L’ostéoporose est une maladie courante qui se traduira par des fractures chez entre le tiers et la moitié de toutes les femmes, au cours de leur vie. Parce que l’ostéoporose devient plus grave avec l’âge, elle est de plus en plus fréquente avec le vieillissement global de la population. Il y a présentement peu de traitements sûrs et efficaces contre l’ostéoporose et il n’existe aucun traitement curatif.

Le projet UK10K a consisté à mesurer dans les moindres détails les variations génétiques que l’on retrouvait chez 10 000 personnes, ce qui a permis aux chercheurs de corréler des modifications génétiques rares à une maladie chez l’homme en comparant l’ADN de personnes en santé et celui de personnes ayant des problèmes de santé. L’utilisation d’un échantillon aussi vaste permet l’observation de variantes génétiques qui ne sont pas perceptibles chez de plus petits groupes. Cette étude particulière se distingue également comme une démonstration du principe selon lequel de rares variantes génétiques peuvent avoir des répercussions significatives sur des maladies courantes.

« L’hypothèse est que le séquençage génétique effectué dans le cadre du projet UK10K permettra de mettre au jour des facteurs génétiques sous-jacents aux maladies jusque-là inconnus », a déclaré la Dre Celia Greenwood, une biostatisticienne qui est chercheuse principale à l’Institut Lady Davis et professeure agrégée à l’Université McGill, et qui a codirigé le groupe de statistiques pour un article complémentaire dans la revue Nature portant sur la méthodologie relative au projet UK10K. « Nous sommes finalement en mesure d’extraire suffisamment de données pour discerner les variantes qui sont rares dans la population en général et plus fréquentes chez les personnes atteintes de maladies courantes. C’est exactement ce qui a été mis en évidence dans le cas d’EN1 et de l’ostéoporose. »

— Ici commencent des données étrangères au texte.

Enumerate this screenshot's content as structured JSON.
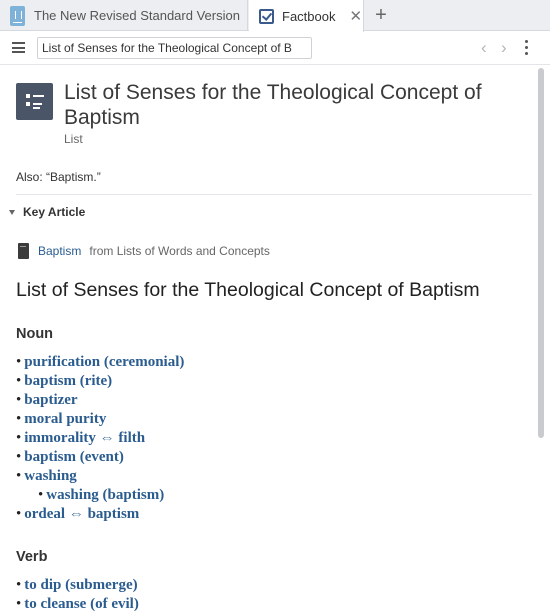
{
  "tabs": [
    {
      "label": "The New Revised Standard Version"
    },
    {
      "label": "Factbook",
      "close": "✕"
    }
  ],
  "new_tab": "+",
  "toolbar": {
    "title_value": "List of Senses for the Theological Concept of B",
    "back": "‹",
    "forward": "›"
  },
  "header": {
    "title": "List of Senses for the Theological Concept of Baptism",
    "type": "List"
  },
  "also": "Also: “Baptism.”",
  "key_article": {
    "heading": "Key Article",
    "link": "Baptism",
    "from": "from Lists of Words and Concepts"
  },
  "article": {
    "title": "List of Senses for the Theological Concept of Baptism",
    "noun_heading": "Noun",
    "verb_heading": "Verb",
    "bullet": "•",
    "nouns": [
      {
        "text": "purification (ceremonial)"
      },
      {
        "text": "baptism (rite)"
      },
      {
        "text": "baptizer"
      },
      {
        "text": "moral purity"
      },
      {
        "text": "immorality ⇔ filth"
      },
      {
        "text": "baptism (event)"
      },
      {
        "text": "washing"
      },
      {
        "text": "washing (baptism)"
      },
      {
        "text": "ordeal ⇔ baptism"
      }
    ],
    "verbs": [
      {
        "text": "to dip (submerge)"
      },
      {
        "text": "to cleanse (of evil)"
      }
    ]
  }
}
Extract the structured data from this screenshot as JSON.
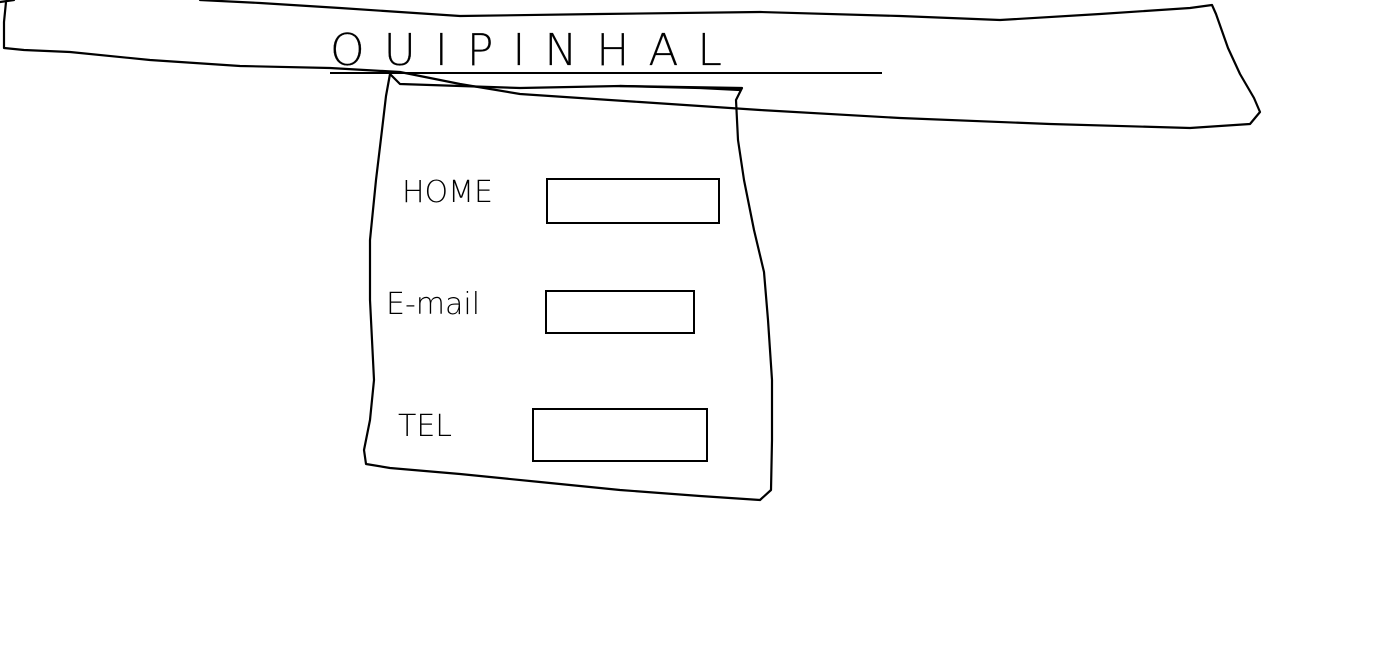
{
  "header": {
    "title": "OUIPINHAL"
  },
  "form": {
    "fields": [
      {
        "label": "HOME",
        "value": "",
        "placeholder": ""
      },
      {
        "label": "E-mail",
        "value": "",
        "placeholder": ""
      },
      {
        "label": "TEL",
        "value": "",
        "placeholder": ""
      }
    ]
  },
  "colors": {
    "ink": "#000000",
    "background": "#ffffff"
  }
}
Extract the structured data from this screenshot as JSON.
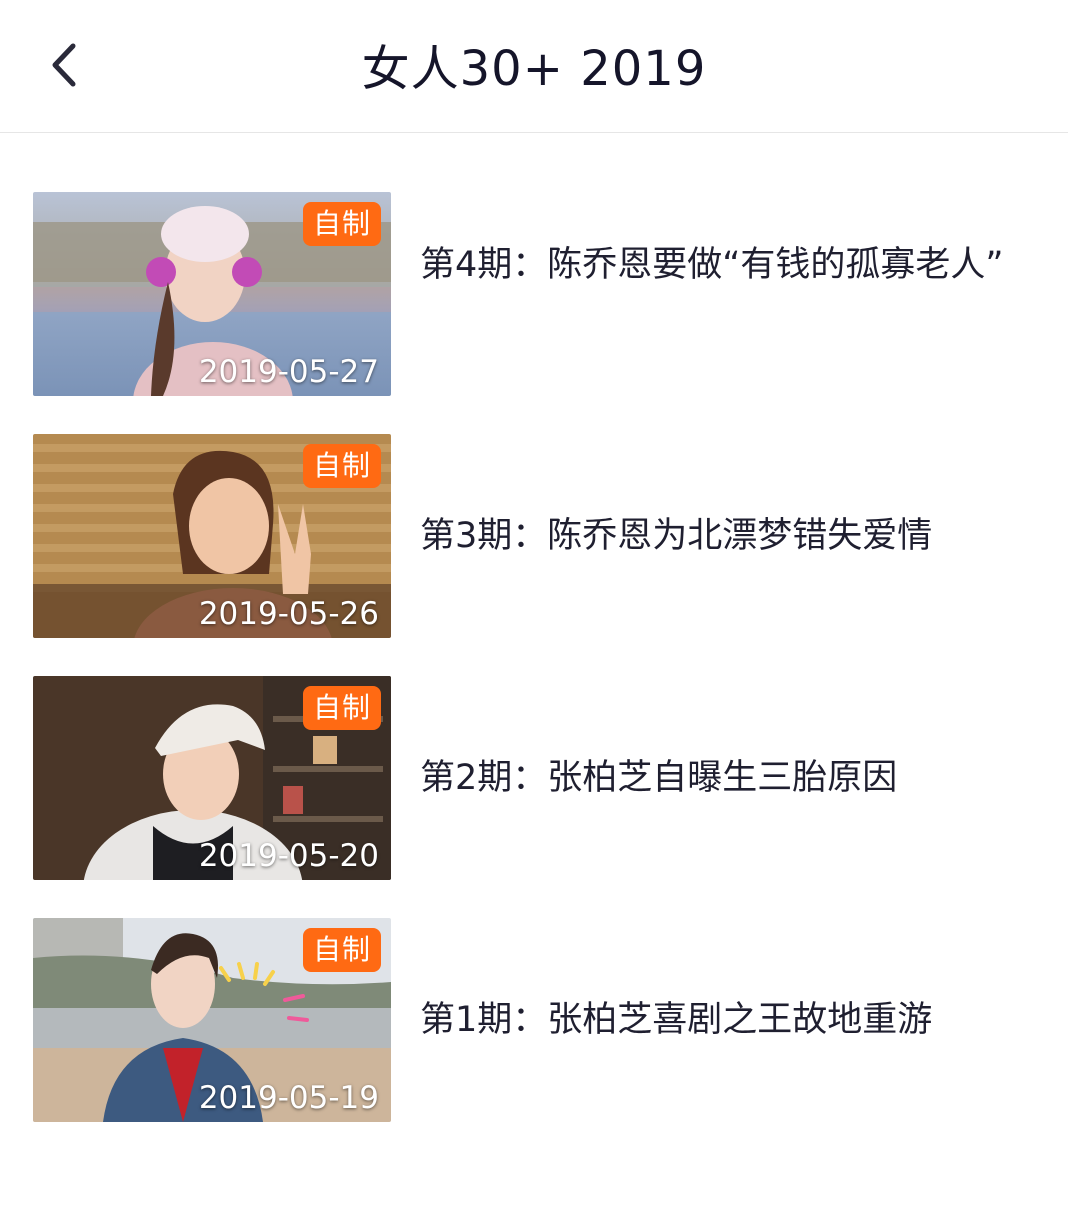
{
  "header": {
    "title": "女人30+  2019",
    "back_icon": "chevron-left-icon"
  },
  "colors": {
    "badge": "#ff6a13",
    "title": "#15152a"
  },
  "episodes": [
    {
      "badge": "自制",
      "date": "2019-05-27",
      "title": "第4期：陈乔恩要做“有钱的孤寡老人”"
    },
    {
      "badge": "自制",
      "date": "2019-05-26",
      "title": "第3期：陈乔恩为北漂梦错失爱情"
    },
    {
      "badge": "自制",
      "date": "2019-05-20",
      "title": "第2期：张柏芝自曝生三胎原因"
    },
    {
      "badge": "自制",
      "date": "2019-05-19",
      "title": "第1期：张柏芝喜剧之王故地重游"
    }
  ]
}
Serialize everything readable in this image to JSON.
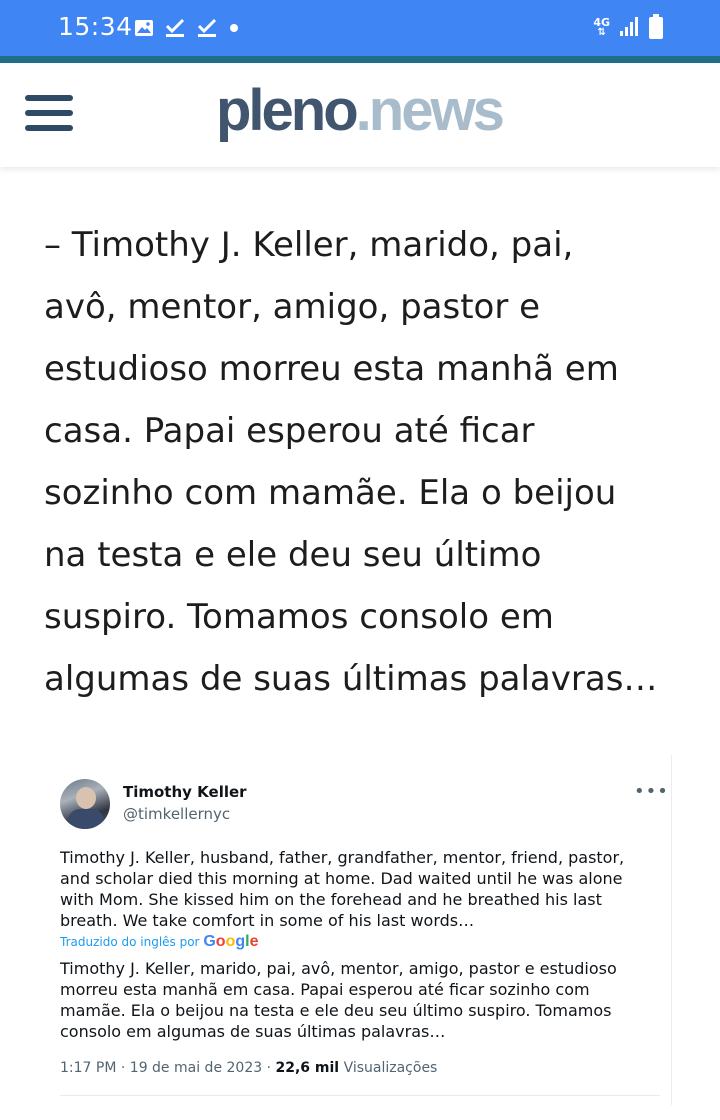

Cette étude représente une première réalisation de l’espoir qui accompagnait le développement d’une technologie de séquençage génétique : qu’une analyse élaborée du génome mettrait au jour ces gènes associés à la maladie. La promesse de la contribution que la génétique peut faire pour la santé de l’homme se situe dans la découverte de nouveaux composés qui peuvent enrayer l’effet de variantes génétiques délétères influençant ces gènes.

L’article, intitulé : « Whole-genome sequencing identifies EN1 as a determinant of bone density and fracture » (Le séquençage de l’ensemble du génome permet de découvrir EN1 comme un facteur déterminant de la densité osseuse et des fractures), par J. Brent Richards et coll., est publié en ligne dans la revue Nature, le 14 septembre 2015.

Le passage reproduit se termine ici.